In the absence of FPP synthase, FPP and geranyl di-phosphate are not produced, which results in the inhibition of the GTP-binding proteins prenylation in osteoclasts. Low levels of prenylated GTP-binding proteins inhibit osteoclast activity and induce osteoclast apoptosis. Furthermore, zoledronic acid may boost osteoblast differentiation and increase bone mineralization.
Pharmacokinetics: Zoledronic acid is not metabolized in humans and is excreted intact in the urine. It has minor or no effects on the cytochrome P450 enzyme system and therefore has no interaction with the drugs metabolized via cytochrome P450. Zoledronic acid binding to plasma proteins is 22%. Zoledronic acid concentration in plasma after the infusion decreases rapidly due to the increased absorption of the drug by the bone. However, small amounts of zoledronic acid can be detected in plasma several days after the infusion, representing the drug released gradually from the bone during bone turn-over.
The excretion of zoledronic acid by the kidney does not depend on the dose or the infusion time. The drug can be detected in urine in trace amounts up to 28 days after the infusion, although adequate amounts are present in urine only in the first 24 hours.
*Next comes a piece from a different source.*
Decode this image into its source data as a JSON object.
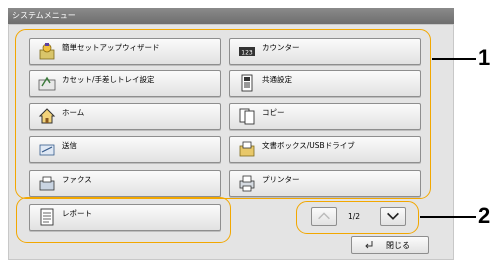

The amount found in the urine in the first 24 hours post dose, however, represents just the one- or two-thirds of the total dose as a result of the increased binding of the drug to the bone.
Specific Populations: Pediatrics: Zoledronic acid is not indicated for use in children.
Geriatrics: No overall differences in safety and efficacy of zoledronic acid relative to younger adults; however, the incidence of acute-phase inflammatory reactions was less in geriatric patients with osteoporosis or Paget's disease of bone than in younger adults. Because of the greater frequency of impaired renal function in geriatric patients, the renal function should be monitored with particular care in this age group.
Hepatic Impairment: No clinical studies were conducted to evaluate the effect of hepatic impairment on the pharmacokinetics of zoledronic acid.
Renal Impairment: No dosage adjustment is required in patients with a creatinine clearance of ≥ 35 mL/min. Zoledronic acid is contraindicated in patients with creatinine clearance < 35 mL/min and in those with evidence of acute renal impairment due to an increased risk of renal failure.